Неутраченные аллюзии
Начиная с ноября 2013-го, раз в год, как с беззабастовочного конвейера, в магазины поступает очередной том «Истории российского государства». Тома все крупноформатные, прекрасно изданные, пухлые: начиная читать в старом году, завершаешь в новом, используя бой курантов как закладку.
Тогда, в предкрымском 2013-м, писатель Акунин был впервые удостоен звания либераста из пятой колонны, и сразу по выходе книги на ней был опробован новый механизм публичной травли. Суть в том, что в интернет вбегала стая троллей с безбожно перевранными цитатами. Тролли ставили целью убедить, что «История» - русофобский пасквиль. Заинтригованные, следом в игру вступили все, кто умел читать, включая профессиональных историков. Историки с обидой находили, что на их поляну вторгся чужак: здесь пропустил, тут дал маху, - и досаду выплескивали в публичное поле. Акунин оказывался со всех сторон нехорош.
Страсти с тех пор улеглись, да и Акунин теперь живет не в России, а отсутствие реакции со стороны жертвы сильно расхолаживает собравшуюся на лобном месте толпу. И поскольку каждый том «Истории» построен по единой схеме (вот вам даты и события, а вот портреты правителей и причастных к власти, а вот замечания и обобщения), то и ощущения от «новых Акуниных» схожи.
К неожиданным огорчениям (или удивлениям, или, наоборот, достоинствам: я до сих пор не могу разобраться) следует отнести то, что Акунин в «Истории» оказался не слишком ярким портретистом. Портреты даже самых знаменитых сатрапов – Ивана Грозного, Петра – прописаны отнюдь не кистью Репина (или хотя бы Лансере). Это, скорее, карандашные зарисовки доктора: вот так выглядит пациент, а вот его ущемленная грыжа, а вот картина вскрытия. После чего Иваны и Петры перестают быть великанами: априорно навязанного величия в них уменьшается.
А самой большой радостью при чтении для меня являются нередко брошенные вскользь акунинские замечания и обобщения. Например, что все «птенцы гнезда Петрова» обладали «неуемной прожорливостью, хищными клювами и стальными когтями».

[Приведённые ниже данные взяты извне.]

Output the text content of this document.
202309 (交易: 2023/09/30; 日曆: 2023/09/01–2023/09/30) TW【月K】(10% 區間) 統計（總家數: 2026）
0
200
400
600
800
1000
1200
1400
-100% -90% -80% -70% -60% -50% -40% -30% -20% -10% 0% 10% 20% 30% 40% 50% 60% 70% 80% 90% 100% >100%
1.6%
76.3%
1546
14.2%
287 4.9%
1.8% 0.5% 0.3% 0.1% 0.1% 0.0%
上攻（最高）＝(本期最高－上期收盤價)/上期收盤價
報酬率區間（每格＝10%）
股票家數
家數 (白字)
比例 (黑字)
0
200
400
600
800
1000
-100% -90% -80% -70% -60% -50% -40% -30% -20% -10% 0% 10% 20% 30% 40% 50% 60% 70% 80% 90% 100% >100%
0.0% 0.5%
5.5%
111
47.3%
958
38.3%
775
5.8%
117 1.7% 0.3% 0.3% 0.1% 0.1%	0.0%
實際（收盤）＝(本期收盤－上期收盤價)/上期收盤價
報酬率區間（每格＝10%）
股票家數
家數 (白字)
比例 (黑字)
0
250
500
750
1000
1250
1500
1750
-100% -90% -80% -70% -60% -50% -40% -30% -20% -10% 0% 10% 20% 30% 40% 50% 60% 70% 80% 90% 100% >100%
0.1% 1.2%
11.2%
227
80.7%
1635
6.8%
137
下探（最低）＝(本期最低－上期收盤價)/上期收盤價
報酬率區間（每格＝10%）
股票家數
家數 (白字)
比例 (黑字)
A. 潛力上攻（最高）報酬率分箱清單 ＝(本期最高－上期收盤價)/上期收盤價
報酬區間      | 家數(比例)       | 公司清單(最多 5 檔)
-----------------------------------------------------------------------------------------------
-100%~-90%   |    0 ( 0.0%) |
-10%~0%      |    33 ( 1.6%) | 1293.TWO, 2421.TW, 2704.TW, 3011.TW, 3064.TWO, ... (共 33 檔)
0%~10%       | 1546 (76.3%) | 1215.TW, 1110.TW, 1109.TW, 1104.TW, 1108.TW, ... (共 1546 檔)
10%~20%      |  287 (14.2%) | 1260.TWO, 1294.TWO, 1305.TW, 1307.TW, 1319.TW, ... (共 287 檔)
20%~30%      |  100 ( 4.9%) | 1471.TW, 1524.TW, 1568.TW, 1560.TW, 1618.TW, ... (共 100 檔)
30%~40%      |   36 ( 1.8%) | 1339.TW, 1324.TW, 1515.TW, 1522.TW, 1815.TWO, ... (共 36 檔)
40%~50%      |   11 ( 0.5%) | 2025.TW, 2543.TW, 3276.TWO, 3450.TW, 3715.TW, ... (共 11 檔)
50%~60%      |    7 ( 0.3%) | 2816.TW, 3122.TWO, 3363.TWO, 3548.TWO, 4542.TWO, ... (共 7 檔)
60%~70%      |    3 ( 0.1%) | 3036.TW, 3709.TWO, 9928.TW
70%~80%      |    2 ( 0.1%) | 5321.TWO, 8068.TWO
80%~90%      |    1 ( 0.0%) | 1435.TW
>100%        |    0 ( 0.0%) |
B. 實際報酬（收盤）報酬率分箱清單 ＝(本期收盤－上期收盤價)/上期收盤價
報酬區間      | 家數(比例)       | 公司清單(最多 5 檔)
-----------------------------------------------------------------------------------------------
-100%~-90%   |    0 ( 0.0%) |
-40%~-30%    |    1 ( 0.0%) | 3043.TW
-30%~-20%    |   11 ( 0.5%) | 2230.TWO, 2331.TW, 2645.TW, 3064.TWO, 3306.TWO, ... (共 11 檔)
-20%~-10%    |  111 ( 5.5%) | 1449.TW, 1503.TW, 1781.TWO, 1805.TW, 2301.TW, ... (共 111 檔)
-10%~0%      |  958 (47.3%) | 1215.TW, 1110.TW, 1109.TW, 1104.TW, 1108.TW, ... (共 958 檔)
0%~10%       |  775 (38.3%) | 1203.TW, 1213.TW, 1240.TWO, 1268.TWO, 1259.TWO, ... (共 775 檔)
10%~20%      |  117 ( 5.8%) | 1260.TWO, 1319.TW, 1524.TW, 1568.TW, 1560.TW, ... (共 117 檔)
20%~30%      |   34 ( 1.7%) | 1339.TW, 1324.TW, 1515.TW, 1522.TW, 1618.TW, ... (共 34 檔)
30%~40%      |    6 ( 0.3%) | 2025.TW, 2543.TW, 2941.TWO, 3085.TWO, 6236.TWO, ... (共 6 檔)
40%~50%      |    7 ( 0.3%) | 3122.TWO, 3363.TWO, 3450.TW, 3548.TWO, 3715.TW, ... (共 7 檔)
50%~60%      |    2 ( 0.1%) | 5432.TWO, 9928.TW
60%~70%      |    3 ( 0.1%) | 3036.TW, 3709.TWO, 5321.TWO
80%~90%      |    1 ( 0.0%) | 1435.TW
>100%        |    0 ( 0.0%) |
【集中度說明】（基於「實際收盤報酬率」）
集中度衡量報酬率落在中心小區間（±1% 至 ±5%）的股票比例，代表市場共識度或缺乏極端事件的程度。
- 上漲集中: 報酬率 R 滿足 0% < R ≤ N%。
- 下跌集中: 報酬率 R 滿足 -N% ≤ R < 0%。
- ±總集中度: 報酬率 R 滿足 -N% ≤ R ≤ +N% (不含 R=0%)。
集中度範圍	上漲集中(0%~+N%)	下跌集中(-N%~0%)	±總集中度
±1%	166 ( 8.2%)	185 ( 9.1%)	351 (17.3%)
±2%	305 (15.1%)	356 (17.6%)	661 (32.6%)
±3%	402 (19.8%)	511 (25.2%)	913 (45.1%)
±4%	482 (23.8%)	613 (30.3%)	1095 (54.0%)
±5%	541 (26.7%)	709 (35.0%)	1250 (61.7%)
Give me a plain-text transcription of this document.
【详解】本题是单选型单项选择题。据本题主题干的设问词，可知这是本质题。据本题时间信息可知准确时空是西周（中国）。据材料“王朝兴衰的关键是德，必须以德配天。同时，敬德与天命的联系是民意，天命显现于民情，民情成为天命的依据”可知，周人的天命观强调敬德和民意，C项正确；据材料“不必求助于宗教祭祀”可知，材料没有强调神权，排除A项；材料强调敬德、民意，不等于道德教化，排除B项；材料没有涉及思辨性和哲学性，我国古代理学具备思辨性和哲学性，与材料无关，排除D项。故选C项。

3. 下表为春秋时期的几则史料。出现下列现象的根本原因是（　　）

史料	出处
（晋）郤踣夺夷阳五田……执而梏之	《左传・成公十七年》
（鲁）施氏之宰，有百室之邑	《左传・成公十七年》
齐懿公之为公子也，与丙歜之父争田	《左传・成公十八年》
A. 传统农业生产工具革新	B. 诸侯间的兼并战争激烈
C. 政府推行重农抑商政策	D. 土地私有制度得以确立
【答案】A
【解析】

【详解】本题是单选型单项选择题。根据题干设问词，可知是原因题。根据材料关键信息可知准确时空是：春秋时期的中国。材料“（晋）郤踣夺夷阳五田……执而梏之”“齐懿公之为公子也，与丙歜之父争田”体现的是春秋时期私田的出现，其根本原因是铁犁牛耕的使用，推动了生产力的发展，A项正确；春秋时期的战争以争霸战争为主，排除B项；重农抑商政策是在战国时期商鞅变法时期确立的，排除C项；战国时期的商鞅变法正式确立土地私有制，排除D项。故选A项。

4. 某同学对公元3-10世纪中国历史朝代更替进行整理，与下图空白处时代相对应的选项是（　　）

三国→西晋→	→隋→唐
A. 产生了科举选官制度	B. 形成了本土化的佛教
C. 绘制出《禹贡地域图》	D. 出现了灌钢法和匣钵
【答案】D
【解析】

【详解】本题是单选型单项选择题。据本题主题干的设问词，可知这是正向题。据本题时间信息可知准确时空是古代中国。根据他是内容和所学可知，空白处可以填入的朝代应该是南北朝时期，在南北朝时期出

То же и с нынешним томом про эпоху женщин на троне. Все описания баталий, битв и войн – вообще все, что требует перечисления, как учебнике – и дано с интонацией учебника. В портретах императриц по-прежнему мало размаха – никакого сравнения, например, с той чувственной силой, с какой выписал вообще никакую (как нам в школе внушали) Анну Иоанновну петербургский историк Евгений Анисимов в томе ЖЗЛ. То же и с Елизаветой, и с Екатериной Великой: перед нами зарисовки патологоанатома. И невольно начинаешь думать, откуда у Екатерины титул «великой», если она не добилась ни одной из поставленных целей в радении на «благо народа и справедливости» – «гора родила мышь»... В общем, акунинские неотфотошопленные цари производят впечатление и сильное, и странное, заставляя особо чувствительных кричать о русофобии. Хотя историк Анисимов, думаю, не закричит: на него Акунин ссылается уважительно и чуть ли не постранично.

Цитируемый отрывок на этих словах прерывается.